Ludlow has recently been flagged up as one of the cheapest places in the UK for a short break.
That’s as may be and, while it has a number of attractive guest houses and pubs with accommodation, it may be more practical, given the town’s relative compactness and easy navigability, to consider a day trip instead. The West Midlands/Welsh Border location make this quite achievable for many people in mainland Britain
If you’re also fortunate enough to live near the Manchester to South Wales line, a day trip by train, without the annoying need for a change at Crewe or Shrewsbury, is also on the cards. Two hours each way from Manchester, and it was possible to buy advance tickets from the Arriva Trains Wales website for a total of £28 – though prices can and do vary considerably. This allowed for eight hours in the town, which was plenty, and in midsummer enabled a trip that could start and finish in daylight.
Don’t expect perfection. Arriva’s wi-fi-free zones – what do you think this is, the 21st Century? – mean that you’re going to need a crossword or two to hand if you’re not prepared to sit back and enjoy the scenery; and the promised trolley service didn’t materialise until Shrewsbury. But the sunday morning outward journey was comfortable enough and quiet, except maybe for the screaming kids off on holiday who thankfully left the train at Crewe.
Ludlow station is a minor affair, unstaffed and free of ticket machines, coffee bars and, for a lot of the time, passengers as there was only one train per hour each way. The town plan on the platform was ultimately more help than could be provided by any human, though.
One of the first things you’ll see if you arrive by train is the Ludlow Brewing Company, which proudly announces that it’s open to the public. An ideal place to spend a couple of hours waiting for your train home, were it not for the “Private Function Only” sign on the door. Welcome to Middle England, where inbred faces haunt the cobbled streets, and dog owners discourage their pets from interacting with strangers.

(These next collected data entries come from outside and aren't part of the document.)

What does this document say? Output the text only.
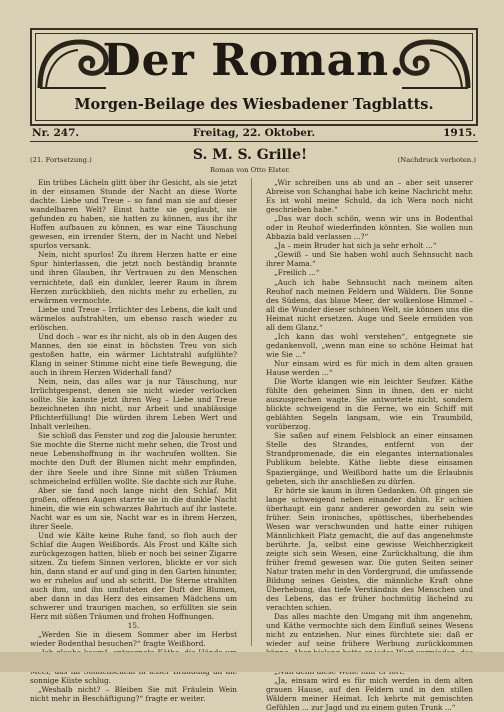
Der Roman.
Morgen-Beilage des Wiesbadener Tagblatts.
Nr. 247.	Freitag, 22. Oktober.	1915.
(21. Fortsetzung.)	(Nachdruck verboten.)
S. M. S. Grille!
Roman von Otto Elster.

Ein trübes Lächeln glitt über ihr Gesicht, als sie jetzt in der einsamen Stunde der Nacht an diese Worte dachte. Liebe und Treue – so fand man sie auf dieser wandelbaren Welt? Einst hatte sie geglaubt, sie gefunden zu haben, sie hatten zu können, aus ihr ihr Hoffen aufbauen zu können, es war eine Täuschung gewesen, ein irrender Stern, der in Nacht und Nebel spurlos versank.

Nein, nicht spurlos! Zu ihrem Herzen hatte er eine Spur hinterlassen, die jetzt noch beständig brannte und ihren Glauben, ihr Vertrauen zu den Menschen vernichtete, daß ein dunkler, leerer Raum in ihrem Herzen zurückblieb, den nichts mehr zu erhellen, zu erwärmen vermochte.

Liebe und Treue – Irrlichter des Lebens, die kalt und wärmelos aufstrahlten, um ebenso rasch wieder zu erlöschen.

Und doch – war es ihr nicht, als ob in den Augen des Mannes, den sie einst in höchsten Treu von sich gestoßen hatte, ein wärmer Lichtstrahl aufglühte? Klang in seiner Stimme nicht eine tiefe Bewegung, die auch in ihrem Herzen Widerhall fand?

Nein, nein, das alles war ja nur Täuschung, nur Irrlichtgespenst, denen sie nicht wieder verlocken sollte. Sie kannte jetzt ihren Weg – Liebe und Treue bezeichneten ihn nicht, nur Arbeit und unablässige Pflichterfüllung! Die würden ihrem Leben Wert und Inhalt verleihen.

Sie schloß das Fenster und zog die Jalousie herunter. Sie mochte die Sterne nicht mehr sehen, die Trost und neue Lebenshoffnung in ihr wachrufen wollten. Sie mochte den Duft der Blumen nicht mehr empfinden, der ihre Seele und ihre Sinne mit süßen Träumen schmeichelnd erfüllen wollte. Sie dachte sich zur Ruhe.

Aber sie fand noch lange nicht den Schlaf. Mit großen, offenen Augen starrte sie in die dunkle Nacht hinein, die wie ein schwarzes Bahrtuch auf ihr lastete. Nacht war es um sie, Nacht war es in ihrem Herzen, ihrer Seele.

Und wie Kälte keine Ruhe fand, so floh auch der Schlaf die Augen Weißbords. Als Frost und Kälte sich zurückgezogen hatten, blieb er noch bei seiner Zigarre sitzen. Zu tiefem Sinnen verloren, blickte er vor sich hin, dann stand er auf und ging in den Garten hinunter, wo er ruhelos auf und ab schritt. Die Sterne strahlten auch ihm, und ihn umfluteten der Duft der Blumen, aber dann in das Herz des einsamen Mädchens um schwerer und traurigen machen, so erfüllten sie sein Herz mit süßen Träumen und frohen Hoffnungen.

15.

„Werden Sie in diesem Sommer aber im Herbst wieder Bodenthal besuchen?“ fragte Weißbord.

sonnige Küste schlug.

„Weshalb nicht? – Bleiben Sie mit Fräulein Wein nicht mehr in Beschäftigung?“ fragte er weiter.

„Wir schreiben uns ab und an – aber seit unserer Abreise von Schanghai habe ich keine Nachricht mehr. Es ist wohl meine Schuld, da ich Wera noch nicht geschrieben habe.“

„Das war doch schön, wenn wir uns in Bodenthal oder in Reuhof wiederfinden könnten. Sie wollen nun Abbazia bald verlassen ...?“

„Ja – mein Bruder hat sich ja sehr erholt ...“

„Gewiß – und Sie haben wohl auch Sehnsucht nach ihrer Mama.“

„Freilich ...“

„Auch ich habe Sehnsucht nach meinem alten Reuhof nach meinen Feldern und Wäldern. Die Sonne des Südens, das blaue Meer, der wolkenlose Himmel – all die Wunder dieser schönen Welt, sie können uns die Heimat nicht ersetzen. Auge und Seele ermüden von all dem Glanz.“

„Ich kann das wohl verstehen“, entgegnete sie gedankenvoll, „wenn man eine so schöne Heimat hat wie Sie ...“

Nur einsam wird es für mich in dem alten grauen Hause werden ...“

Die Worte klangen wie ein leichter Seufzer. Käthe fühlte den geheimen Sinn in ihnen, den er nicht auszusprechen wagte. Sie antwortete nicht, sondern blickte schweigend in die Ferne, wo ein Schiff mit geblähten Segeln langsam, wie ein Traumbild, vorüberzog.

Sie saßen auf einem Felsblock an einer einsamen Stelle des Strandes, entfernt von der Strandpromenade, die ein elegantes internationales Publikum belebte. Käthe liebte diese einsamen Spaziergänge, und Weißbord hatte um die Erlaubnis gebeten, sich ihr anschließen zu dürfen.

Er hörte sie kaum in ihren Gedanken. Oft gingen sie lange schweigend neben einander dahin. Er schien überhaupt ein ganz anderer geworden zu sein wie früher. Sein ironisches, spöttisches, überhebendes Wesen war verschwunden und hatte einer ruhigen Männlichkeit Platz gemacht, die auf das angenehmste berührte. Ja, selbst eine gewisse Weichherzigkeit zeigte sich sein Wesen, eine Zurückhaltung, die ihm früher fremd gewesen war. Die guten Seiten seiner Natur traten mehr in den Vordergrund, die umfassende Bildung seines Geistes, die männliche Kraft ohne Überhebung, das tiefe Verständnis des Menschen und des Lebens, das er früher hochmütig lächelnd zu verachten schien.

Das alles machte den Umgang mit ihm angenehm, und Käthe vermochte sich dem Einfluß seines Wesens nicht zu entziehen. Nur eines fürchtete sie: daß er wieder auf seine frühere Werbung zurückkommen

„Ja, einsam wird es für mich werden in dem alten grauen Hause, auf den Feldern und in den stillen Wäldern meiner Heimat. Ich kehrte mit gemischten Gefühlen ... zur Jagd und zu einem guten Trunk ...“
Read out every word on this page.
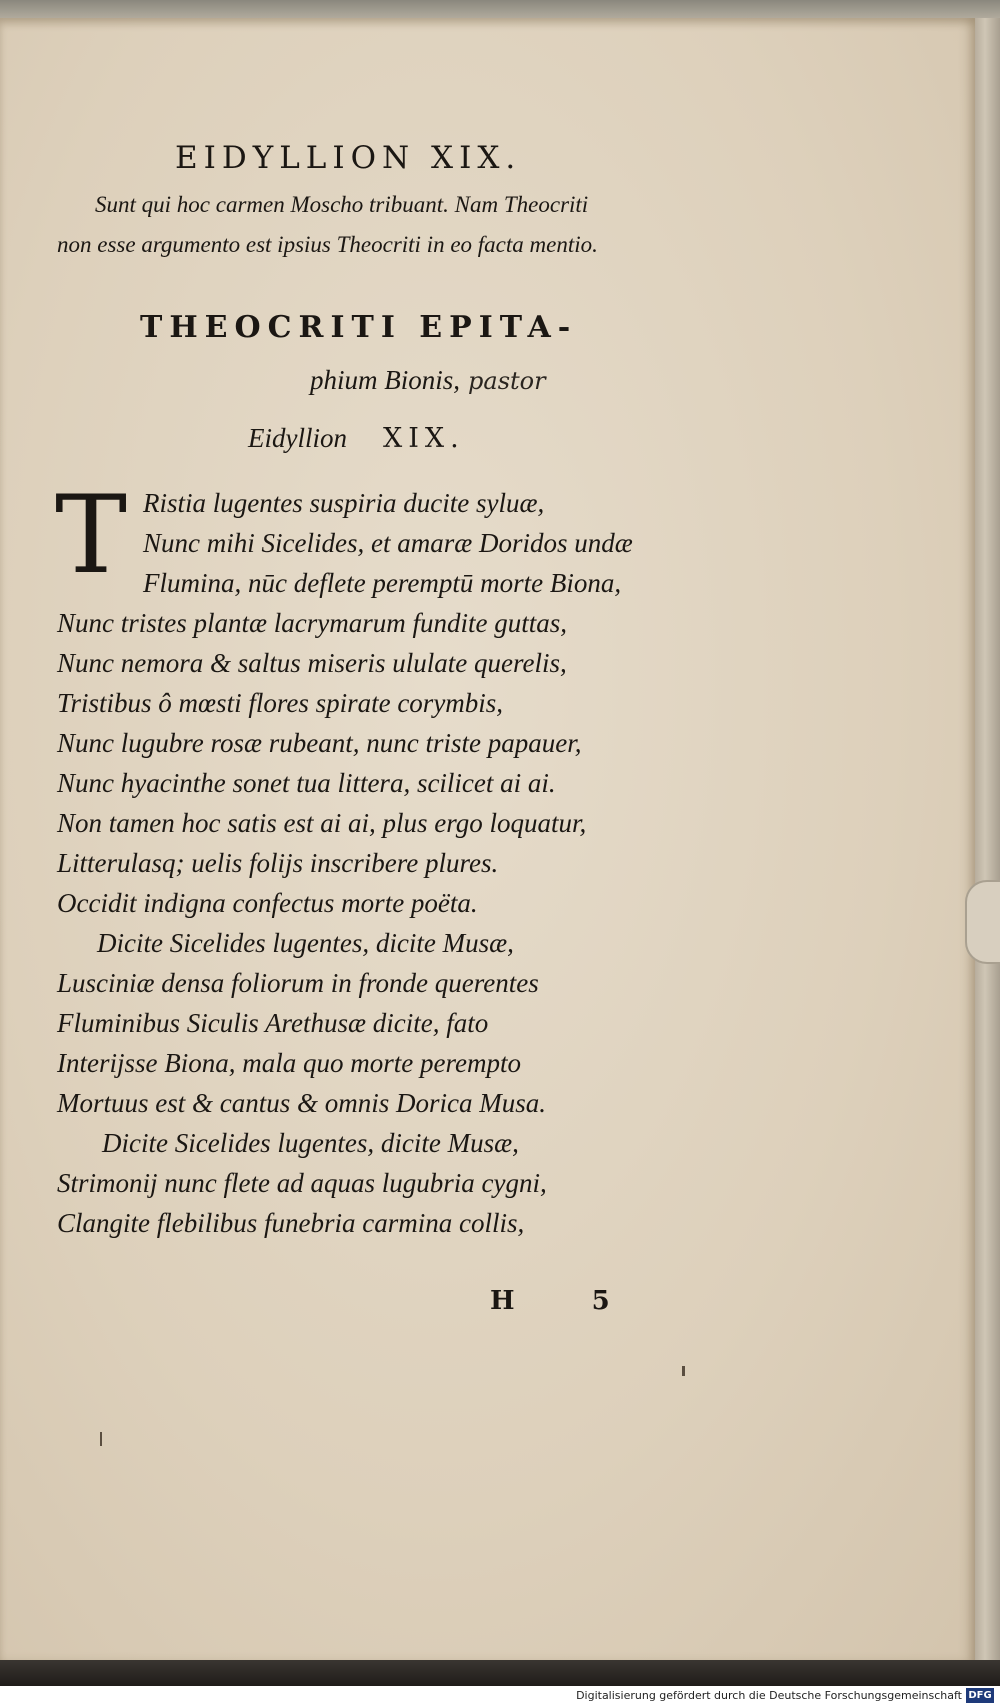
EIDYLLION XIX.
Sunt qui hoc carmen Moscho tribuant. Nam Theocriti
non esse argumento est ipsius Theocriti in eo facta mentio.
THEOCRITI EPITA-
phium Bionis, pastor
Eidyllion XIX.
T Ristia lugentes suspiria ducite syluæ,
Nunc mihi Sicelides, et amaræ Doridos undæ
Flumina, nūc deflete peremptū morte Biona,
Nunc tristes plantæ lacrymarum fundite guttas,
Nunc nemora & saltus miseris ululate querelis,
Tristibus ô mœsti flores spirate corymbis,
Nunc lugubre rosæ rubeant, nunc triste papauer,
Nunc hyacinthe sonet tua littera, scilicet ai ai.
Non tamen hoc satis est ai ai, plus ergo loquatur,
Litterulasq; uelis folijs inscribere plures.
Occidit indigna confectus morte poëta.
Dicite Sicelides lugentes, dicite Musæ,
Lusciniæ densa foliorum in fronde querentes
Fluminibus Siculis Arethusæ dicite, fato
Interijsse Biona, mala quo morte perempto
Mortuus est & cantus & omnis Dorica Musa.
Dicite Sicelides lugentes, dicite Musæ,
Strimonij nunc flete ad aquas lugubria cygni,
Clangite flebilibus funebria carmina collis,
H 5
Digitalisierung gefördert durch die Deutsche Forschungsgemeinschaft DFG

That said, the town centre is well worth a look. Free for the most part of the chainstore nightmare of most market towns, there are plenty of reasonably priced places for the book and antique collector to search.
Castle Square hosts a themed market on Sundays and Thursdays, and the regular themes are food and antiques. In addition, there are annual Food Festivals in May and September. Pork pie heaven, although vegetarian and gluten free alternatives are available.
Not surprisingly, you won’t have trouble finding a pub or cafe for lunch, or eat alfresco at the market if weather permits. As ever, the less costly (but equal in quality) places are set back from the tourist traps.
you can spend time in the castle if you’re happy to part with the £5 entrance fee, but if you’re reasonably fit and don’t mind a couple of slight gradients, take a free walk alongside the River Teme or the town walls. Few visitors seem to want to take this option, but those who do will be well rewarded by the views.
The return journey would have been alright if the train’s doors and air conditioning had been working. Unfortunately they weren’t.